Fotos c_Rita Newman
WIEN / Theater der Jugend / Theater im Zentrum:
MOBY DICK nach Herman Melville
von Michael Schachermaier
Premiere: 25. April 2023
„Call me Ishmael“ – Nennt mich Ismael, ist einer der berühmtesten Anfangssätze der Weltliteratur, und das Buch, das folgt, kann sich auch hoher Popularität erfreuen: „Moby Dick“ von Herman Melville aus dem Jahre 1850, Abenteuergeschichte, fesselnde Charakterporträts, vor allem aber ein elementares Gleichnis – ebenso für menschliche Paranoia wie für die ewige Auseinandersetzung Mensch und Natur, ein Kampf, der (wie wir gerade heute wieder wissen) stets von neuem ausgetragen wird.
Wer den Roman nicht kennt, hat wahrscheinlich irgendwann einmal John Hustons kongeniale Verfilmung von 1956 mit Gregory Peck als Kapitän Ahab gesehen, immerhin ein Klassiker der Filmgeschichte. Darum erschien es etwas fraglich, wie man dieses Werk – zumal vieler Action-Szenen wegen – auf die Bühne bringen könnte. Nun Michael Schachermaier, der schon manch einen Romanklassiker dramatisiert hat, ist das wieder einmal eindrucksvoll gelungen, gleicherweise dramaturgisch wie inszenatorisch.
Zuerst hat der die personenreiche Geschichte geschickt zusammen gestrichen, sonst käme er nicht mit sechs Schauspielern (von denen einige mehrere Rollen übernehmen) und einer nicht unbedingt nötigen Live-Sängerin aus. Indem die Handlung gerade an Ismael entlang erzählt wird, behält sie immer ihre Übersichtlichkeit, wenn auch im zweiten Teil dann Ahab und sein Wahn, den Weißen Wal töten zu müssen (ein Racheakt, den er auf die Ebene des elementaren Kampfes von Gut gegen Böse erheben will) in den Mittelpunkt rückt.
Von der großen Besatzung der „Pequod“ treten nur der charakterstarke erste Steuermann, Starbuck und der exotische, geheimnisvolle Harpunier Quiqueg in den Vordergrund, Stubb und Flask stehen für den Rest der von Ahab bis zum letzten geschundenen Besatzung. So kann die Geschichte in der ebenso praktischen wie stimmigen Ausstattung von Regina Rösing in zwei Stunden schnell und dramatisch voran getrieben werden, die Brutalität des Walfangs vermitteln (ohne besonders zu moralisieren) und den Wahn eines Einzelnen, der rücksichtslos alle mit sich reißt, ausreichend charakterisieren. Schöne Details des Buches (etwa dass Ismael, der einzige Überlebende, auf dem Sargdeckel gerettet wird, den Quiqueg für sich herstellen ließ) fallen dabei natürlich aus, aber man bekommt einen sehr guten, keinesfalls oberflächlichen Abriß des Romans geboten.
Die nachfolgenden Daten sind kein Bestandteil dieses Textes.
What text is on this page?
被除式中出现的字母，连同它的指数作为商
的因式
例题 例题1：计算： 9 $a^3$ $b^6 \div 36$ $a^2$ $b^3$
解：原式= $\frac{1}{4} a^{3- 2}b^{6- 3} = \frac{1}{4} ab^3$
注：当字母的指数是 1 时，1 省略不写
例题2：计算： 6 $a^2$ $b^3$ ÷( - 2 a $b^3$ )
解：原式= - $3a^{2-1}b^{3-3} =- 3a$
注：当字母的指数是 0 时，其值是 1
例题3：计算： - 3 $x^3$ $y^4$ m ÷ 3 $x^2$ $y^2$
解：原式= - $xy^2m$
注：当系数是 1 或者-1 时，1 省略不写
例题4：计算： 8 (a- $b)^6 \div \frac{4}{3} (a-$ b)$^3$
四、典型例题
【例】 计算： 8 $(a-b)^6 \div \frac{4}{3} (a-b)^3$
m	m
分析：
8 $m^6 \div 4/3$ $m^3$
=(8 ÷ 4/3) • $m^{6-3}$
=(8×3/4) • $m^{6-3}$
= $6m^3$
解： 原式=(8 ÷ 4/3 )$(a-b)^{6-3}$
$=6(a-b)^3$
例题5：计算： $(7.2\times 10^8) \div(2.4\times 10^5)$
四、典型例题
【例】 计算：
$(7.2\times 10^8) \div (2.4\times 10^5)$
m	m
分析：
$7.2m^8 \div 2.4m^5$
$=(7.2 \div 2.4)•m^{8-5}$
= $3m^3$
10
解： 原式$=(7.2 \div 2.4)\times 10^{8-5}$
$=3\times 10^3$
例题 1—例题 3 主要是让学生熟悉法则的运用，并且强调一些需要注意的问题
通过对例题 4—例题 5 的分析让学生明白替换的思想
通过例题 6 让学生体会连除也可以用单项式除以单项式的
Und Michael Schachermaier als Regisseur ist mit meisterhafter Logistik dabei, auf der Bühne des Theaters im Zentrum tatsächlich die Atmosphäre des Schiffes zu beschwören, die Dramatik von Jagd, Kampf und schließlich Untergang auch mit Hilfe von Geräusche-Dramaturgie, Musik und Licht dicht zu vermitteln.
Wunderbar Jonas Graber als der junge Ismael, einer, der als Unschuldslamm antritt und am Ende die Hölle erlebt hat, und das in ganz schlichter Attitüde.
Mathias Kopetzki wäre von der Optik her eher ein Fürst Dracula, aber er gibt Ahab die richtige Härte und Besessenheit. Sehr stark ist Frank Engelhardt als Starbuck, der mit Zivilcourage viel riskiert, als er sich Ahab entgegen stellt, und der Quiqueg des Wolfgang Seidenberg ist zwar nicht wirklich dämonisch, aber sehr ergreifend, als er sein Schicksal offenbart. Uwe Achilles und Lukas David Schmidt ergänzen kongenial, Mary Broadcast singt zur Gitarre.
Selbst die von Videospielen abgebrühtesten Schüler ab 11 Jahren, die hier angesprochen werden, müssen von der Live-Dramatik des Abends hingerissen sein. Bei der Premiere waren sie es jedenfalls.